Aquí resulta útil agregar un elemento más a la conceptualización de la crianza, referido a la distancia que existe entre los planteamientos teóricos actuales sobre la forma como deben ser gestionadas las pautas de crianza y las prácticas reales que se viven en las familias. Pese a que en Colombia se mantienen prácticas de maltrato —en un número cada vez más creciente ya por su frecuencia o por el aumento en el nivel de su denuncia—, bien sea heredadas de padres que fueron maltratados en su infancia o que no lo fueron pero que han adoptado estas conductas, el discurso actual sobre los patrones de crianza se caracteriza por propender al establecimiento de una visible inclinación al diálogo e interacción positiva con los niños, como parte de un creciente direccionamiento ético, político e institucional de las emociones, los afectos, los sentimientos y las definiciones de la niñez y, principalmente, de la aplicación de los derechos humanos con perspectiva poblacional. Ya sea en las poblaciones de adultos o en la de la niñez, el ejercicio y disfrute de los derechos tiene cada vez una mayor importancia.

Ahora bien, este direccionamiento, que a su vez establece referencias y límites a la transmisión intergeneracional de valores, termina por tensionar la cotidianidad de las relaciones intrafamiliares y los significados de la crianza.
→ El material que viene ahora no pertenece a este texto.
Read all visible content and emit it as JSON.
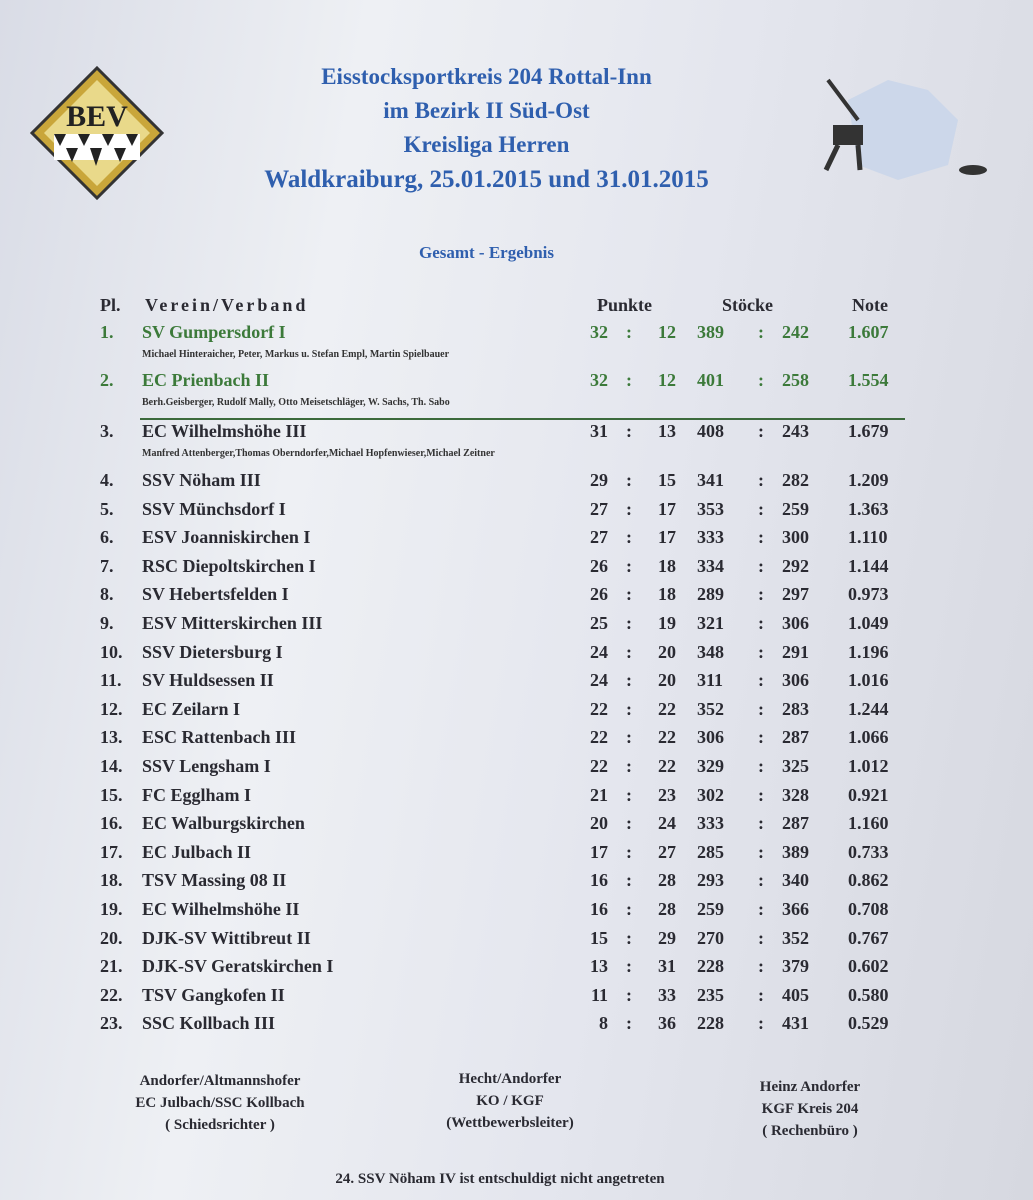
{
  "header": {
    "line1": "Eisstocksportkreis 204 Rottal-Inn",
    "line2": "im Bezirk II Süd-Ost",
    "line3": "Kreisliga Herren",
    "line4": "Waldkraiburg, 25.01.2015 und 31.01.2015",
    "subtitle": "Gesamt - Ergebnis",
    "logo_text": "BEV"
  },
  "columns": {
    "place": "Pl.",
    "club": "Verein/Verband",
    "points": "Punkte",
    "stocks": "Stöcke",
    "note": "Note"
  },
  "rows": [
    {
      "pl": "1.",
      "club": "SV Gumpersdorf I",
      "p1": "32",
      "p2": "12",
      "s1": "389",
      "s2": "242",
      "note": "1.607",
      "players": "Michael Hinteraicher, Peter, Markus u. Stefan Empl, Martin Spielbauer"
    },
    {
      "pl": "2.",
      "club": "EC Prienbach II",
      "p1": "32",
      "p2": "12",
      "s1": "401",
      "s2": "258",
      "note": "1.554",
      "players": "Berh.Geisberger, Rudolf Mally, Otto Meisetschläger, W. Sachs, Th. Sabo"
    },
    {
      "pl": "3.",
      "club": "EC Wilhelmshöhe III",
      "p1": "31",
      "p2": "13",
      "s1": "408",
      "s2": "243",
      "note": "1.679",
      "players": "Manfred Attenberger,Thomas Oberndorfer,Michael Hopfenwieser,Michael Zeitner"
    },
    {
      "pl": "4.",
      "club": "SSV Nöham III",
      "p1": "29",
      "p2": "15",
      "s1": "341",
      "s2": "282",
      "note": "1.209"
    },
    {
      "pl": "5.",
      "club": "SSV Münchsdorf I",
      "p1": "27",
      "p2": "17",
      "s1": "353",
      "s2": "259",
      "note": "1.363"
    },
    {
      "pl": "6.",
      "club": "ESV Joanniskirchen I",
      "p1": "27",
      "p2": "17",
      "s1": "333",
      "s2": "300",
      "note": "1.110"
    },
    {
      "pl": "7.",
      "club": "RSC Diepoltskirchen I",
      "p1": "26",
      "p2": "18",
      "s1": "334",
      "s2": "292",
      "note": "1.144"
    },
    {
      "pl": "8.",
      "club": "SV Hebertsfelden I",
      "p1": "26",
      "p2": "18",
      "s1": "289",
      "s2": "297",
      "note": "0.973"
    },
    {
      "pl": "9.",
      "club": "ESV Mitterskirchen III",
      "p1": "25",
      "p2": "19",
      "s1": "321",
      "s2": "306",
      "note": "1.049"
    },
    {
      "pl": "10.",
      "club": "SSV Dietersburg I",
      "p1": "24",
      "p2": "20",
      "s1": "348",
      "s2": "291",
      "note": "1.196"
    },
    {
      "pl": "11.",
      "club": "SV Huldsessen II",
      "p1": "24",
      "p2": "20",
      "s1": "311",
      "s2": "306",
      "note": "1.016"
    },
    {
      "pl": "12.",
      "club": "EC Zeilarn I",
      "p1": "22",
      "p2": "22",
      "s1": "352",
      "s2": "283",
      "note": "1.244"
    },
    {
      "pl": "13.",
      "club": "ESC Rattenbach III",
      "p1": "22",
      "p2": "22",
      "s1": "306",
      "s2": "287",
      "note": "1.066"
    },
    {
      "pl": "14.",
      "club": "SSV Lengsham I",
      "p1": "22",
      "p2": "22",
      "s1": "329",
      "s2": "325",
      "note": "1.012"
    },
    {
      "pl": "15.",
      "club": "FC Egglham I",
      "p1": "21",
      "p2": "23",
      "s1": "302",
      "s2": "328",
      "note": "0.921"
    },
    {
      "pl": "16.",
      "club": "EC Walburgskirchen",
      "p1": "20",
      "p2": "24",
      "s1": "333",
      "s2": "287",
      "note": "1.160"
    },
    {
      "pl": "17.",
      "club": "EC Julbach II",
      "p1": "17",
      "p2": "27",
      "s1": "285",
      "s2": "389",
      "note": "0.733"
    },
    {
      "pl": "18.",
      "club": "TSV Massing 08 II",
      "p1": "16",
      "p2": "28",
      "s1": "293",
      "s2": "340",
      "note": "0.862"
    },
    {
      "pl": "19.",
      "club": "EC Wilhelmshöhe II",
      "p1": "16",
      "p2": "28",
      "s1": "259",
      "s2": "366",
      "note": "0.708"
    },
    {
      "pl": "20.",
      "club": "DJK-SV Wittibreut II",
      "p1": "15",
      "p2": "29",
      "s1": "270",
      "s2": "352",
      "note": "0.767"
    },
    {
      "pl": "21.",
      "club": "DJK-SV Geratskirchen I",
      "p1": "13",
      "p2": "31",
      "s1": "228",
      "s2": "379",
      "note": "0.602"
    },
    {
      "pl": "22.",
      "club": "TSV Gangkofen II",
      "p1": "11",
      "p2": "33",
      "s1": "235",
      "s2": "405",
      "note": "0.580"
    },
    {
      "pl": "23.",
      "club": "SSC Kollbach III",
      "p1": "8",
      "p2": "36",
      "s1": "228",
      "s2": "431",
      "note": "0.529"
    }
  ],
  "sep": ":",
  "footer": {
    "left": [
      "Andorfer/Altmannshofer",
      "EC Julbach/SSC Kollbach",
      "( Schiedsrichter )"
    ],
    "center": [
      "Hecht/Andorfer",
      "KO / KGF",
      "(Wettbewerbsleiter)"
    ],
    "right": [
      "Heinz Andorfer",
      "KGF Kreis 204",
      "( Rechenbüro )"
    ],
    "note": "24. SSV Nöham IV ist entschuldigt nicht angetreten"
  },
  "colors": {
    "title": "#2f5fae",
    "top_rows": "#3c7a3a"
  }
}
Máxime si se reconoce que los contenidos en el desarrollo de las pautas de crianza y en el desenvolvimiento de los niños van de la mano con circunstancias específicas tales como la diversidad en la conformación y estructuración de los grupos y las dinámicas relacionales de las familias, las situaciones sociopolíticas que rodean tales dinámicas y las biografías de quienes asumen los procesos de crianza.

Alrededor del contexto conflictivo en el que se suelen llevar adelante tales prácticas, resulta interesante el análisis realizado por Tenorio (2000) en su trabajo de investigación realizado en más de 20 departamentos del territorio nacional en torno a las pautas y prácticas de crianza en las familias colombianas. Ella explica cómo las familias nucleares y monoparentales predominan en casi todos los sectores estudiados, a modo de respuesta al fenómeno de independización de las juventudes y la continua migración de colombianos a las urbes.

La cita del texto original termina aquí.